Dibujo de Thomas Nast titulado "La Unión tal y como era:
La causa perdida, peor que la esclavitud", 1874

Pero, aunque el sistema americano es alérgico a la militancia política, su misma inercia y lentitud tiende a crear militancia entre los grupos desfavorecidos. La abolición de la segregación racial no fue culminada por un cambio gradual y sosegado, sino por un movimiento de masas de espíritu totalmente revolucionario: el Movimiento de los Derechos Civiles. La actualidad americana es heredera de los movimientos y contramovimientos que se han estado sucediendo desde esos días. Y, en general, creo que el balance ha sido positivo. Si la militancia política puede conseguir que se elimine un sistema tan profundamente injusto y abominable como Jim Crow, si puede conseguir la normalización legal de la comunidad LGTBI+, si puede criticar los excesos de la política exterior americana, si puede desafiar la brutalidad policial; si puede hacer todo eso y más, la militancia política ha merecido la pena. Pero la caja de Pandora funciona en ambas direcciones. Los votantes que llevaron a Trump al poder en 2016 también estaban profundamente resentidos con un sistema político y socioeconómico que sienten que les ha condenado a los márgenes del futuro.
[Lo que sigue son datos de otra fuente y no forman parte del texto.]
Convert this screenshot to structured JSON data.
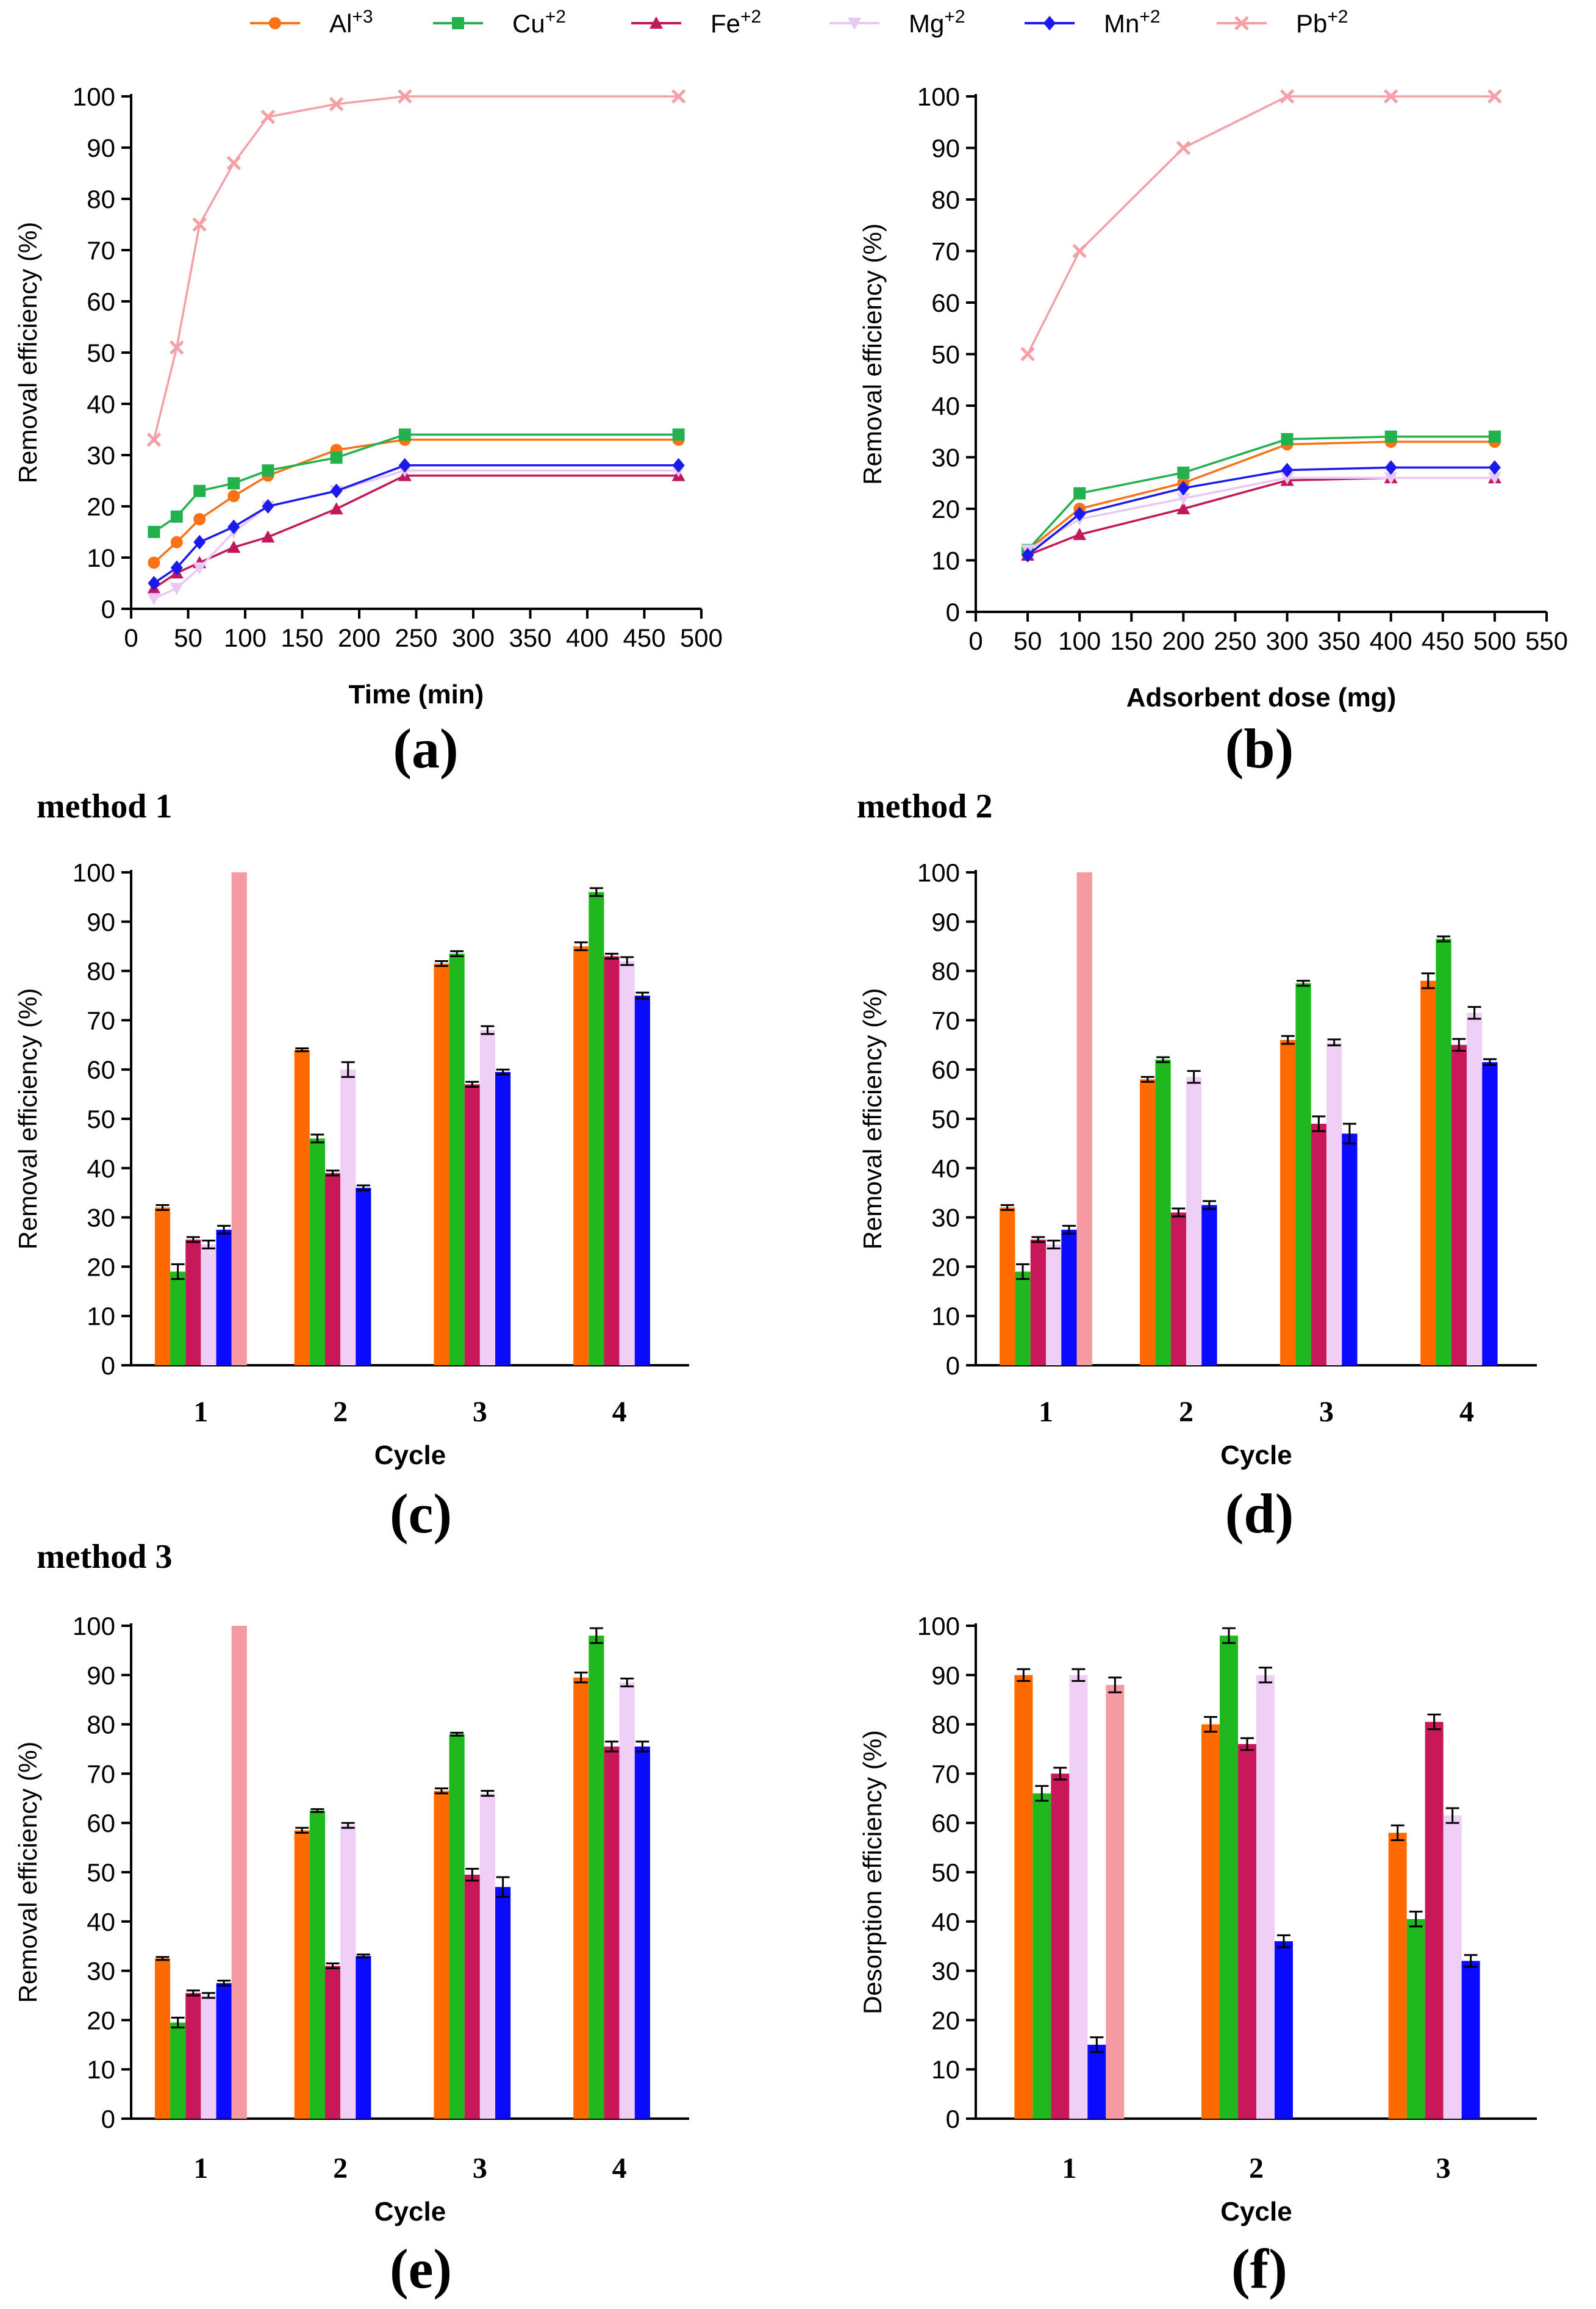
{
  "legend": [
    {
      "id": "al",
      "base": "Al",
      "sup": "+3",
      "color": "#f97316",
      "marker": "circle"
    },
    {
      "id": "cu",
      "base": "Cu",
      "sup": "+2",
      "color": "#22b14c",
      "marker": "square"
    },
    {
      "id": "fe",
      "base": "Fe",
      "sup": "+2",
      "color": "#c2185b",
      "marker": "triangle"
    },
    {
      "id": "mg",
      "base": "Mg",
      "sup": "+2",
      "color": "#e8c8f5",
      "marker": "triangle-down"
    },
    {
      "id": "mn",
      "base": "Mn",
      "sup": "+2",
      "color": "#1a1aee",
      "marker": "diamond"
    },
    {
      "id": "pb",
      "base": "Pb",
      "sup": "+2",
      "color": "#f4a0a6",
      "marker": "cross"
    }
  ],
  "bar_colors": {
    "al": "#ff6a00",
    "cu": "#1fb81f",
    "fe": "#c8185a",
    "mg": "#efcff6",
    "mn": "#0a0aff",
    "pb": "#f59aa2"
  },
  "chart_data": [
    {
      "id": "a",
      "type": "line",
      "panel_label": "(a)",
      "method_title": "",
      "xlabel": "Time (min)",
      "ylabel": "Removal efficiency (%)",
      "xlim": [
        0,
        500
      ],
      "ylim": [
        0,
        100
      ],
      "xticks": [
        0,
        50,
        100,
        150,
        200,
        250,
        300,
        350,
        400,
        450,
        500
      ],
      "yticks": [
        0,
        10,
        20,
        30,
        40,
        50,
        60,
        70,
        80,
        90,
        100
      ],
      "x": [
        20,
        40,
        60,
        90,
        120,
        180,
        240,
        480
      ],
      "series": [
        {
          "name": "Al+3",
          "key": "al",
          "values": [
            9,
            13,
            17.5,
            22,
            26,
            31,
            33,
            33
          ]
        },
        {
          "name": "Cu+2",
          "key": "cu",
          "values": [
            15,
            18,
            23,
            24.5,
            27,
            29.5,
            34,
            34
          ]
        },
        {
          "name": "Fe+2",
          "key": "fe",
          "values": [
            4,
            7,
            9,
            12,
            14,
            19.5,
            26,
            26
          ]
        },
        {
          "name": "Mg+2",
          "key": "mg",
          "values": [
            2,
            4,
            8,
            15,
            20,
            23,
            27,
            27
          ]
        },
        {
          "name": "Mn+2",
          "key": "mn",
          "values": [
            5,
            8,
            13,
            16,
            20,
            23,
            28,
            28
          ]
        },
        {
          "name": "Pb+2",
          "key": "pb",
          "values": [
            33,
            51,
            75,
            87,
            96,
            98.5,
            100,
            100
          ]
        }
      ]
    },
    {
      "id": "b",
      "type": "line",
      "panel_label": "(b)",
      "method_title": "",
      "xlabel": "Adsorbent dose (mg)",
      "ylabel": "Removal efficiency (%)",
      "xlim": [
        0,
        550
      ],
      "ylim": [
        0,
        100
      ],
      "xticks": [
        0,
        50,
        100,
        150,
        200,
        250,
        300,
        350,
        400,
        450,
        500,
        550
      ],
      "yticks": [
        0,
        10,
        20,
        30,
        40,
        50,
        60,
        70,
        80,
        90,
        100
      ],
      "x": [
        50,
        100,
        200,
        300,
        400,
        500
      ],
      "series": [
        {
          "name": "Al+3",
          "key": "al",
          "values": [
            12,
            20,
            25,
            32.5,
            33,
            33
          ]
        },
        {
          "name": "Cu+2",
          "key": "cu",
          "values": [
            12,
            23,
            27,
            33.5,
            34,
            34
          ]
        },
        {
          "name": "Fe+2",
          "key": "fe",
          "values": [
            11,
            15,
            20,
            25.5,
            26,
            26
          ]
        },
        {
          "name": "Mg+2",
          "key": "mg",
          "values": [
            12,
            18,
            22,
            26,
            26,
            26
          ]
        },
        {
          "name": "Mn+2",
          "key": "mn",
          "values": [
            11,
            19,
            24,
            27.5,
            28,
            28
          ]
        },
        {
          "name": "Pb+2",
          "key": "pb",
          "values": [
            50,
            70,
            90,
            100,
            100,
            100
          ]
        }
      ]
    },
    {
      "id": "c",
      "type": "bar",
      "panel_label": "(c)",
      "method_title": "method 1",
      "xlabel": "Cycle",
      "ylabel": "Removal efficiency (%)",
      "ylim": [
        0,
        100
      ],
      "yticks": [
        0,
        10,
        20,
        30,
        40,
        50,
        60,
        70,
        80,
        90,
        100
      ],
      "categories": [
        "1",
        "2",
        "3",
        "4"
      ],
      "series": [
        {
          "name": "Al+3",
          "key": "al",
          "values": [
            32,
            64,
            81.5,
            85
          ],
          "err": [
            0.5,
            0.3,
            0.5,
            0.8
          ]
        },
        {
          "name": "Cu+2",
          "key": "cu",
          "values": [
            19,
            46,
            83.5,
            96
          ],
          "err": [
            1.5,
            0.8,
            0.5,
            0.8
          ]
        },
        {
          "name": "Fe+2",
          "key": "fe",
          "values": [
            25.5,
            39,
            57,
            83
          ],
          "err": [
            0.5,
            0.5,
            0.5,
            0.5
          ]
        },
        {
          "name": "Mg+2",
          "key": "mg",
          "values": [
            24.5,
            60,
            68,
            82
          ],
          "err": [
            0.8,
            1.5,
            0.8,
            0.8
          ]
        },
        {
          "name": "Mn+2",
          "key": "mn",
          "values": [
            27.5,
            36,
            59.5,
            75
          ],
          "err": [
            0.8,
            0.5,
            0.5,
            0.6
          ]
        },
        {
          "name": "Pb+2",
          "key": "pb",
          "values": [
            100,
            null,
            null,
            null
          ],
          "err": [
            0,
            null,
            null,
            null
          ]
        }
      ]
    },
    {
      "id": "d",
      "type": "bar",
      "panel_label": "(d)",
      "method_title": "method 2",
      "xlabel": "Cycle",
      "ylabel": "Removal efficiency (%)",
      "ylim": [
        0,
        100
      ],
      "yticks": [
        0,
        10,
        20,
        30,
        40,
        50,
        60,
        70,
        80,
        90,
        100
      ],
      "categories": [
        "1",
        "2",
        "3",
        "4"
      ],
      "series": [
        {
          "name": "Al+3",
          "key": "al",
          "values": [
            32,
            58,
            66,
            78
          ],
          "err": [
            0.5,
            0.5,
            0.8,
            1.5
          ]
        },
        {
          "name": "Cu+2",
          "key": "cu",
          "values": [
            19,
            62,
            77.5,
            86.5
          ],
          "err": [
            1.5,
            0.5,
            0.5,
            0.5
          ]
        },
        {
          "name": "Fe+2",
          "key": "fe",
          "values": [
            25.5,
            31,
            49,
            65
          ],
          "err": [
            0.5,
            0.8,
            1.5,
            1.2
          ]
        },
        {
          "name": "Mg+2",
          "key": "mg",
          "values": [
            24.5,
            58.5,
            65.5,
            71.5
          ],
          "err": [
            0.8,
            1.2,
            0.6,
            1.2
          ]
        },
        {
          "name": "Mn+2",
          "key": "mn",
          "values": [
            27.5,
            32.5,
            47,
            61.5
          ],
          "err": [
            0.8,
            0.8,
            2,
            0.6
          ]
        },
        {
          "name": "Pb+2",
          "key": "pb",
          "values": [
            100,
            null,
            null,
            null
          ],
          "err": [
            0,
            null,
            null,
            null
          ]
        }
      ]
    },
    {
      "id": "e",
      "type": "bar",
      "panel_label": "(e)",
      "method_title": "method 3",
      "xlabel": "Cycle",
      "ylabel": "Removal efficiency (%)",
      "ylim": [
        0,
        100
      ],
      "yticks": [
        0,
        10,
        20,
        30,
        40,
        50,
        60,
        70,
        80,
        90,
        100
      ],
      "categories": [
        "1",
        "2",
        "3",
        "4"
      ],
      "series": [
        {
          "name": "Al+3",
          "key": "al",
          "values": [
            32.5,
            58.5,
            66.5,
            89.5
          ],
          "err": [
            0.3,
            0.5,
            0.5,
            1.0
          ]
        },
        {
          "name": "Cu+2",
          "key": "cu",
          "values": [
            19.5,
            62.5,
            78,
            98
          ],
          "err": [
            1.0,
            0.3,
            0.3,
            1.5
          ]
        },
        {
          "name": "Fe+2",
          "key": "fe",
          "values": [
            25.5,
            31,
            49.5,
            75.5
          ],
          "err": [
            0.5,
            0.5,
            1.2,
            1.0
          ]
        },
        {
          "name": "Mg+2",
          "key": "mg",
          "values": [
            25,
            59.5,
            66,
            88.5
          ],
          "err": [
            0.5,
            0.5,
            0.5,
            0.8
          ]
        },
        {
          "name": "Mn+2",
          "key": "mn",
          "values": [
            27.5,
            33,
            47,
            75.5
          ],
          "err": [
            0.5,
            0.3,
            2,
            1.0
          ]
        },
        {
          "name": "Pb+2",
          "key": "pb",
          "values": [
            100,
            null,
            null,
            null
          ],
          "err": [
            0,
            null,
            null,
            null
          ]
        }
      ]
    },
    {
      "id": "f",
      "type": "bar",
      "panel_label": "(f)",
      "method_title": "",
      "xlabel": "Cycle",
      "ylabel": "Desorption efficiency (%)",
      "ylim": [
        0,
        100
      ],
      "yticks": [
        0,
        10,
        20,
        30,
        40,
        50,
        60,
        70,
        80,
        90,
        100
      ],
      "categories": [
        "1",
        "2",
        "3"
      ],
      "series": [
        {
          "name": "Al+3",
          "key": "al",
          "values": [
            90,
            80,
            58
          ],
          "err": [
            1.2,
            1.5,
            1.5
          ]
        },
        {
          "name": "Cu+2",
          "key": "cu",
          "values": [
            66,
            98,
            40.5
          ],
          "err": [
            1.5,
            1.5,
            1.5
          ]
        },
        {
          "name": "Fe+2",
          "key": "fe",
          "values": [
            70,
            76,
            80.5
          ],
          "err": [
            1.2,
            1.2,
            1.5
          ]
        },
        {
          "name": "Mg+2",
          "key": "mg",
          "values": [
            90,
            90,
            61.5
          ],
          "err": [
            1.2,
            1.5,
            1.5
          ]
        },
        {
          "name": "Mn+2",
          "key": "mn",
          "values": [
            15,
            36,
            32
          ],
          "err": [
            1.5,
            1.2,
            1.2
          ]
        },
        {
          "name": "Pb+2",
          "key": "pb",
          "values": [
            88,
            null,
            null
          ],
          "err": [
            1.5,
            null,
            null
          ]
        }
      ]
    }
  ]
}
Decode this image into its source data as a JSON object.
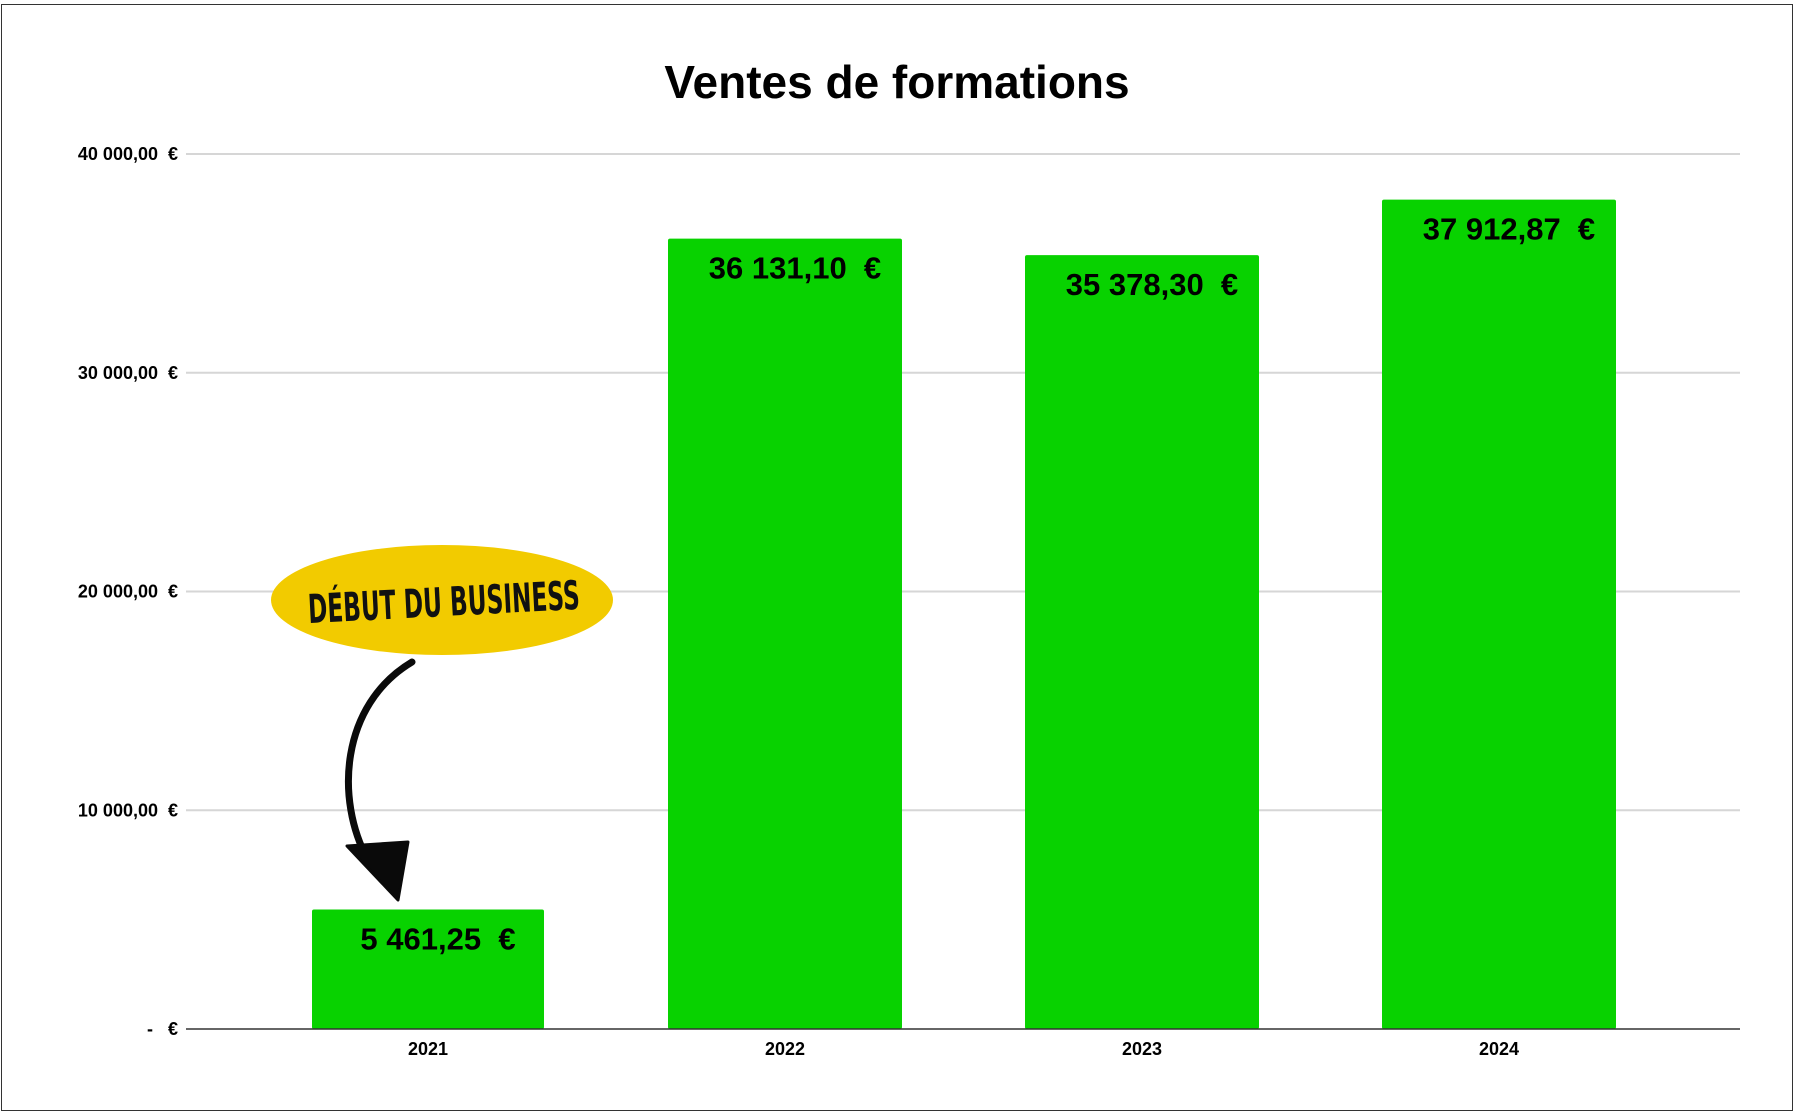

Si aquellos que nos identificamos como progresistas seguimos promoviendo un activismo militante, no deberíamos sorprendernos de que aquellos que piensan diferente también lo hagan y que incluso lo lleven a nuevas cotas, convirtiéndose el activismo en una especie de carrera armamentística. Por tanto, considero que una de las preguntas más urgentes a las que tendrá que enfrentarse la democracia en el siglo XXI –y especialmente la democracia americana– es cómo canalizar la militancia política de una manera constructiva. En otras palabras, podemos crear un sistema que permita a los ciudadanos introducir su propio input para solucionar problemas estructurales que les afectan en vez de promover las protestas al margen del sistema. 

 

Yo opino que involucrar a los ciudadanos en política de una forma directa, auténtica y relevante es una buena forma de restaurar la confianza en el sistema democrático. En este sentido, considero que Europa está más avanzada que los Estados Unidos.  Varios países del continente, incluyendo a Francia, Irlanda, Suecia, Inglaterra y Escocia, han experimentado con la creación de asambleas ciudadanas sobre política climática, lo que está creando una riqueza de información sobre cómo funcionan estos órganos y qué tipo de canales se pueden habilitar para integrar sus conclusiones en la legislación. Irlanda, un país en el que buena parte de la población es profundamente católica, utilizó una asamblea de ciudadanos para reconsiderar la estrictísima ley del aborto, basada en la 8º enmienda de la Constitución, que prohibía la terminación del embarazo en casi cualquier caso. Esta situación dio pie a un referéndum en el que un 66% de los participantes votaron a favor de eliminar este artículo. 


Las asambleas ciudadanas no son la solución a todos los problemas. Pero es una iniciativa interesante y fácil de implementar. Puesto que sus integrantes deben ser elegidos al azar y de forma representativa, es concebible que se convierta en un espacio que erosione las barreras del partidismo al juntar a individuos con posturas políticas diferentes para debatir sobre medidas que les afectarán a todos. ¿Hasta qué punto serán eficaces para desactivar la acrimonia política y crear políticas que proporcionen un resultado más justo para un mayor número de personas? ¿Podrán sustituir a las protestas masivas como la principal forma de la ciudadanía de hacer llegar sus demandas al gobierno? Simplemente no lo sabemos. Pero creo que sería un primer paso adecuado y asumible para seguir mejorando el paradigma del sistema democrático moderno, en Estados Unidos y en el resto de democracias del mundo.